Глава 4
– Ты осведомлен, что в Тир на Ног такого напитка получить нельзя? – спросила Флидас, стараясь перекричать вой блендера.
– Предполагал, – ответил я. – У вас с блендерами плоховато. Интересно, как тебе удалось про них узнать?
– Если честно, то совершенно случайно, – ответила Флидас, подув на локон, попавший в глаза и мешающий ей наблюдать за изготовлением клубничного пюре.
Она обладала шикарной растрепанной копной рыжих волос, которые выглядели настолько естественно, что могло показалось, будто в них застряло несколько веточек.

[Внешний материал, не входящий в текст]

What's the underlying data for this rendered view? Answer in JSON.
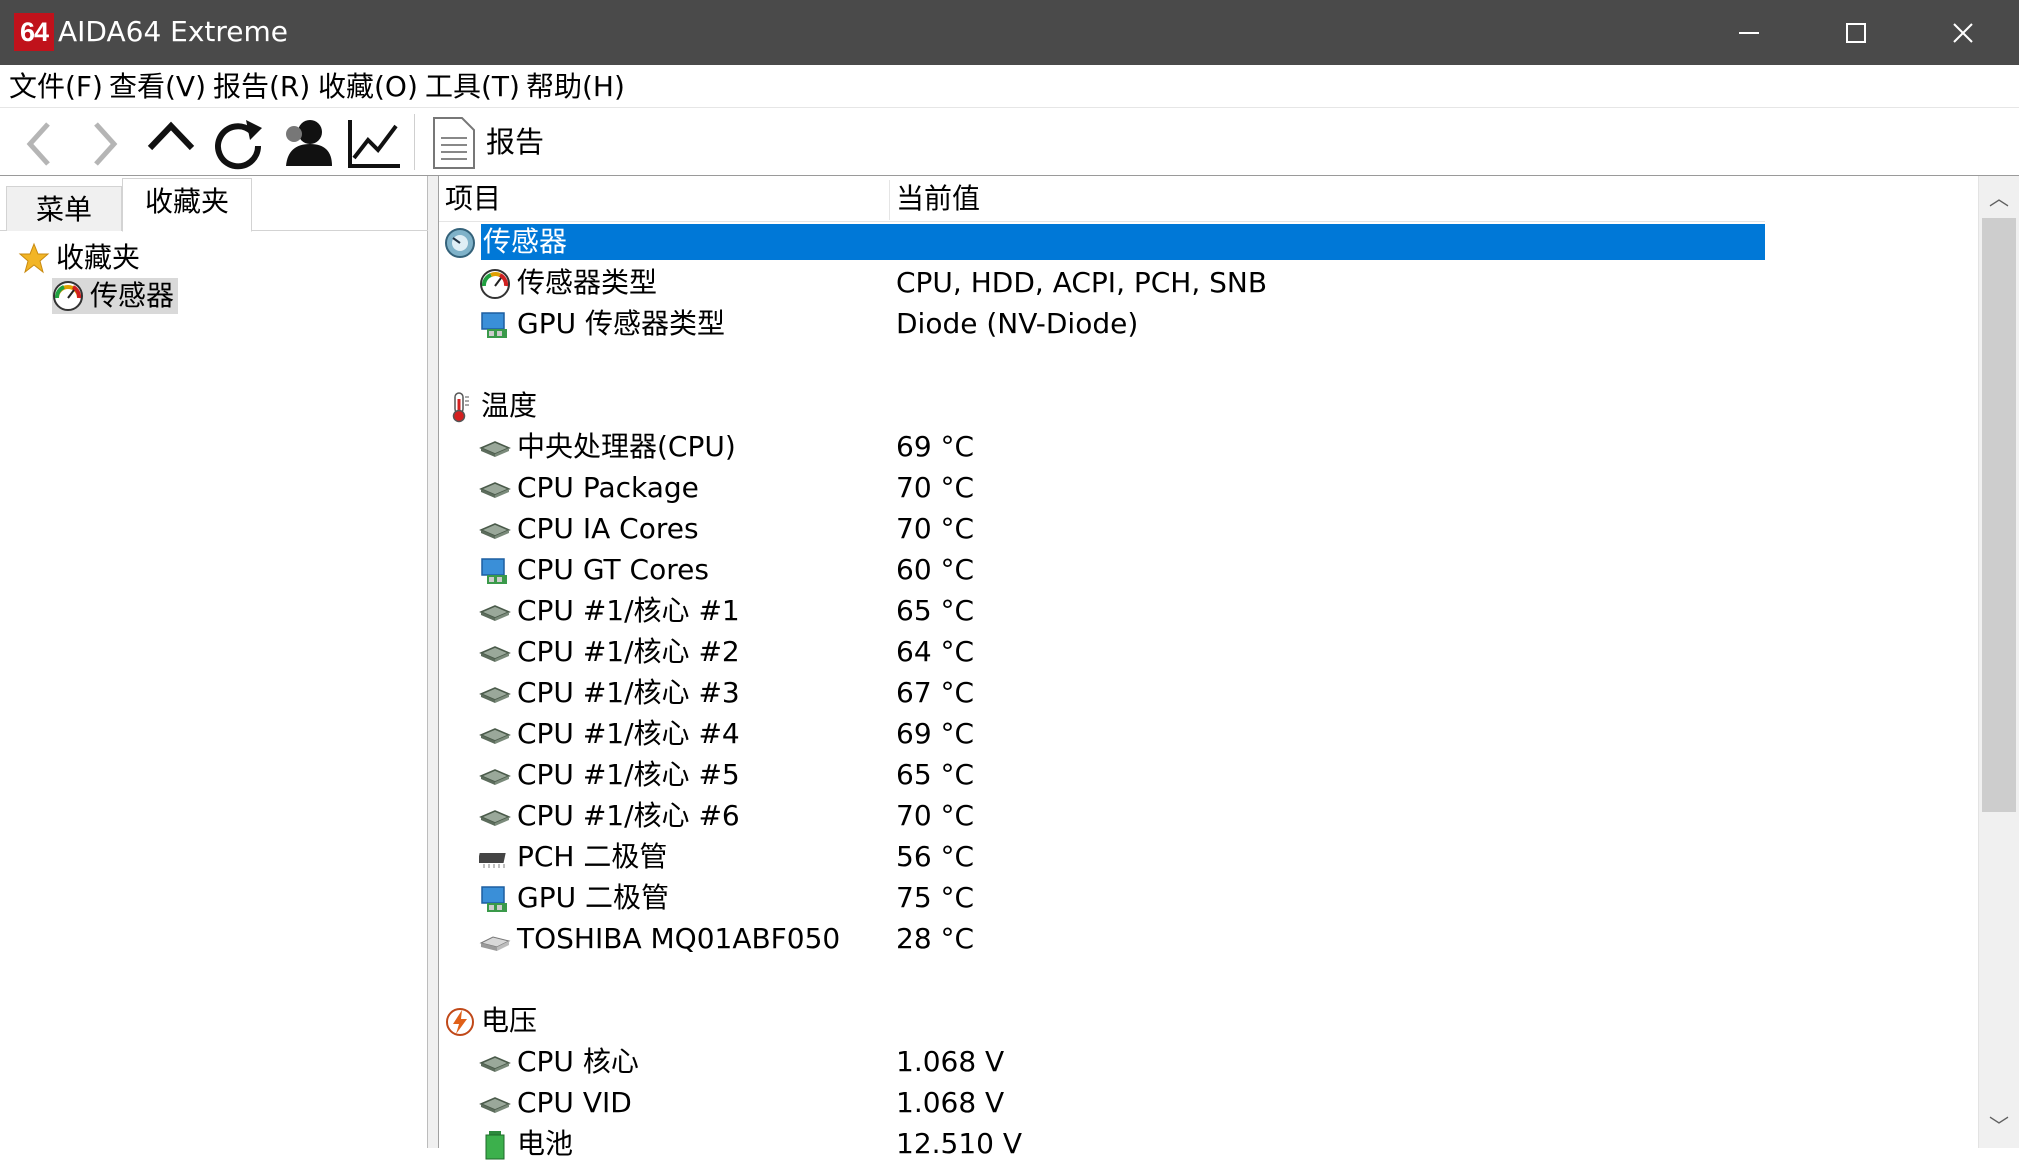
{
  "window": {
    "logo": "64",
    "title": "AIDA64 Extreme"
  },
  "menubar": [
    "文件(F)",
    "查看(V)",
    "报告(R)",
    "收藏(O)",
    "工具(T)",
    "帮助(H)"
  ],
  "toolbar": {
    "buttons": [
      "back-icon",
      "forward-icon",
      "up-icon",
      "refresh-icon",
      "user-icon",
      "chart-icon"
    ],
    "report_label": "报告"
  },
  "left": {
    "tabs": [
      "菜单",
      "收藏夹"
    ],
    "tree": {
      "root": "收藏夹",
      "child": "传感器"
    }
  },
  "table": {
    "col_item": "项目",
    "col_value": "当前值",
    "rows": [
      {
        "type": "group",
        "icon": "sensor-icon",
        "label": "传感器",
        "value": "",
        "selected": true
      },
      {
        "type": "item",
        "icon": "gauge-icon",
        "label": "传感器类型",
        "value": "CPU, HDD, ACPI, PCH, SNB"
      },
      {
        "type": "item",
        "icon": "gpu-icon",
        "label": "GPU 传感器类型",
        "value": "Diode  (NV-Diode)"
      },
      {
        "type": "blank"
      },
      {
        "type": "group",
        "icon": "thermometer-icon",
        "label": "温度",
        "value": ""
      },
      {
        "type": "item",
        "icon": "cpu-chip-icon",
        "label": "中央处理器(CPU)",
        "value": "69 °C"
      },
      {
        "type": "item",
        "icon": "cpu-chip-icon",
        "label": "CPU Package",
        "value": "70 °C"
      },
      {
        "type": "item",
        "icon": "cpu-chip-icon",
        "label": "CPU IA Cores",
        "value": "70 °C"
      },
      {
        "type": "item",
        "icon": "gpu-icon",
        "label": "CPU GT Cores",
        "value": "60 °C"
      },
      {
        "type": "item",
        "icon": "cpu-chip-icon",
        "label": "CPU #1/核心 #1",
        "value": "65 °C"
      },
      {
        "type": "item",
        "icon": "cpu-chip-icon",
        "label": "CPU #1/核心 #2",
        "value": "64 °C"
      },
      {
        "type": "item",
        "icon": "cpu-chip-icon",
        "label": "CPU #1/核心 #3",
        "value": "67 °C"
      },
      {
        "type": "item",
        "icon": "cpu-chip-icon",
        "label": "CPU #1/核心 #4",
        "value": "69 °C"
      },
      {
        "type": "item",
        "icon": "cpu-chip-icon",
        "label": "CPU #1/核心 #5",
        "value": "65 °C"
      },
      {
        "type": "item",
        "icon": "cpu-chip-icon",
        "label": "CPU #1/核心 #6",
        "value": "70 °C"
      },
      {
        "type": "item",
        "icon": "chipset-icon",
        "label": "PCH 二极管",
        "value": "56 °C"
      },
      {
        "type": "item",
        "icon": "gpu-icon",
        "label": "GPU 二极管",
        "value": "75 °C"
      },
      {
        "type": "item",
        "icon": "hdd-icon",
        "label": "TOSHIBA MQ01ABF050",
        "value": "28 °C"
      },
      {
        "type": "blank"
      },
      {
        "type": "group",
        "icon": "voltage-icon",
        "label": "电压",
        "value": ""
      },
      {
        "type": "item",
        "icon": "cpu-chip-icon",
        "label": "CPU 核心",
        "value": "1.068 V"
      },
      {
        "type": "item",
        "icon": "cpu-chip-icon",
        "label": "CPU VID",
        "value": "1.068 V"
      },
      {
        "type": "item",
        "icon": "battery-icon",
        "label": "电池",
        "value": "12.510 V"
      }
    ]
  },
  "colors": {
    "titlebar": "#4a4a4a",
    "selection": "#0078d7",
    "logo": "#c0121b"
  }
}
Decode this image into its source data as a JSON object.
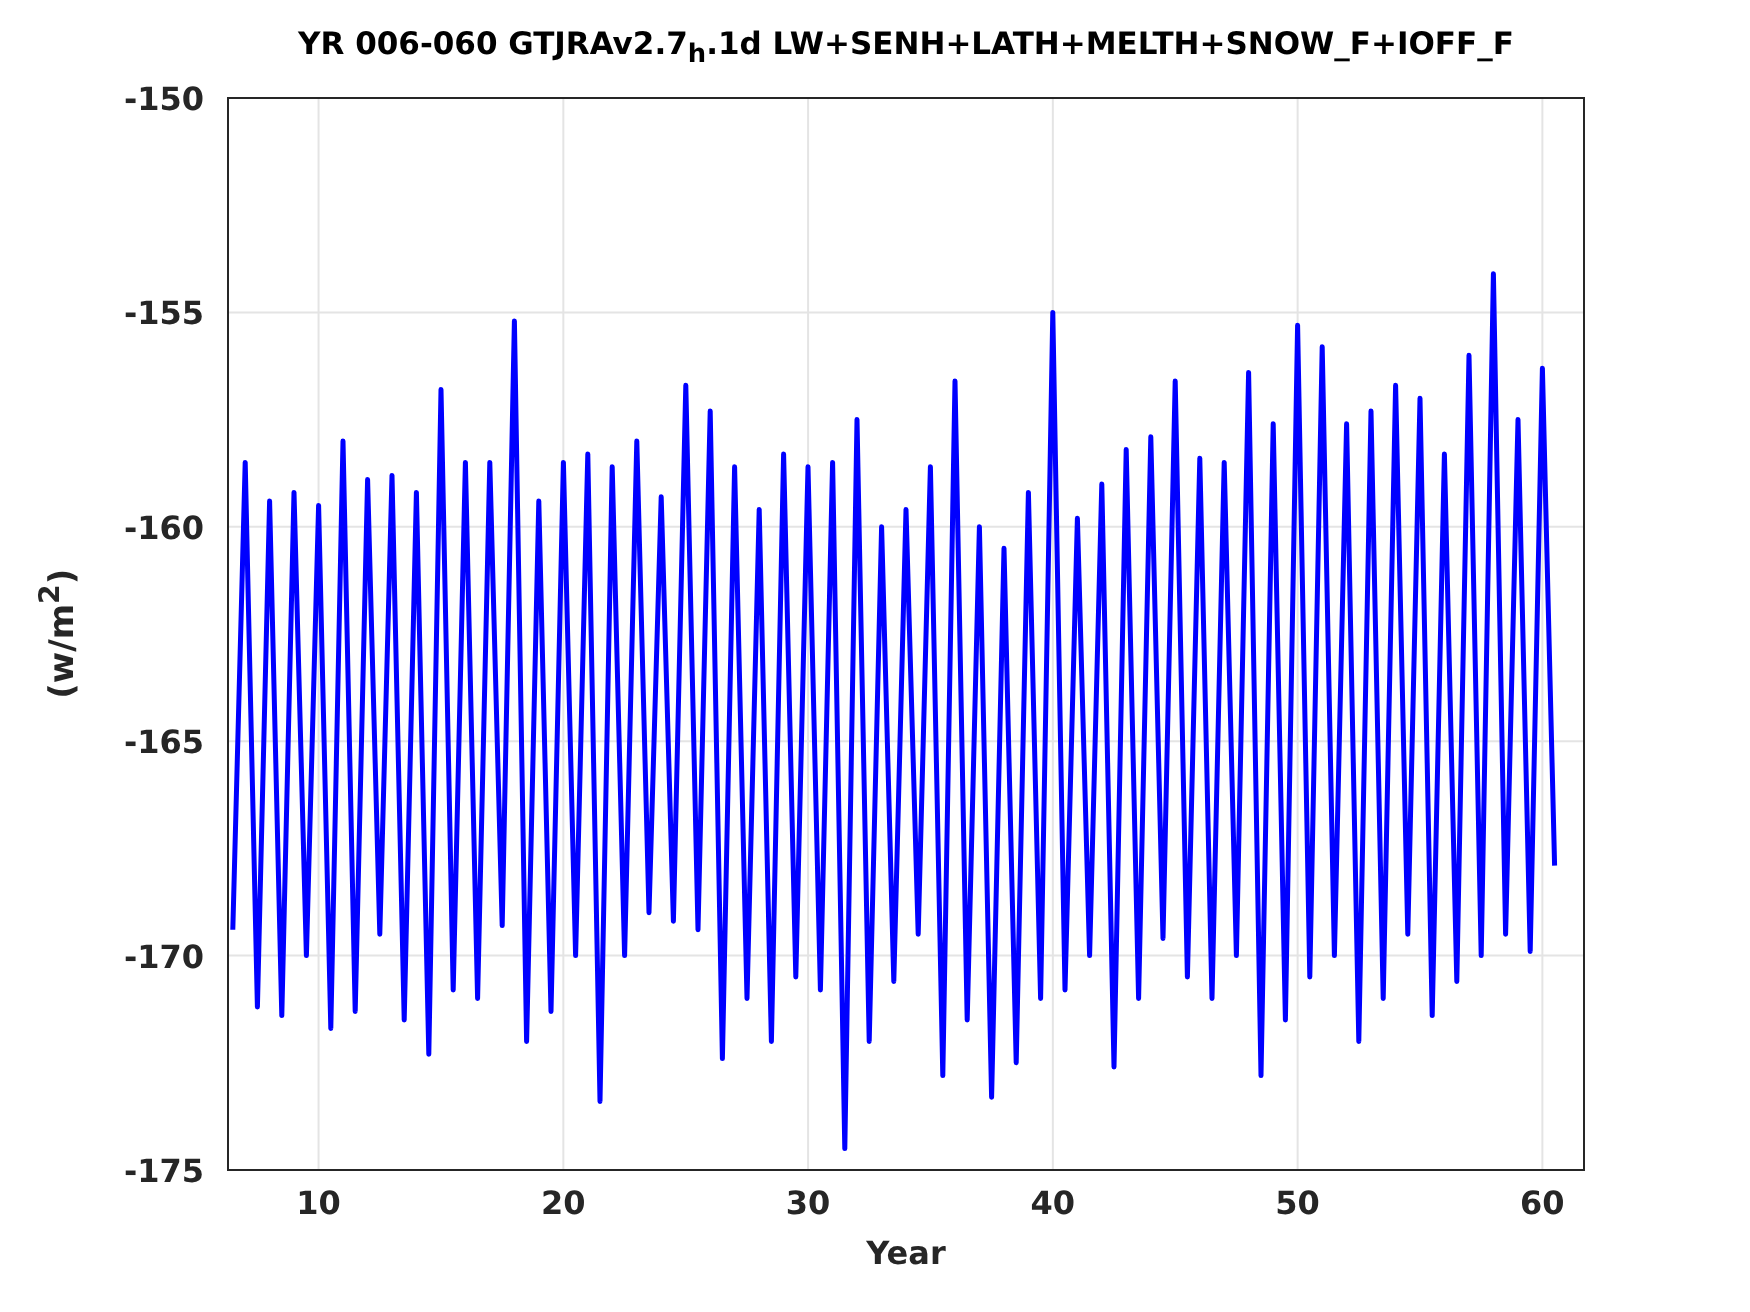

– Я гостила у Херна-Охотника[10] и поймала браконьера, который ломился через лес на своем жутком грузовике, – добавила она. – Он застрелил самку оленя, спрятал ее в кузове и накрыл куском черного пластика. Поскольку в тот момент Херн отлучился, я решила лично отомстить за бедное животное и последовала за убийцей. Я гналась за ним на колеснице до самого города.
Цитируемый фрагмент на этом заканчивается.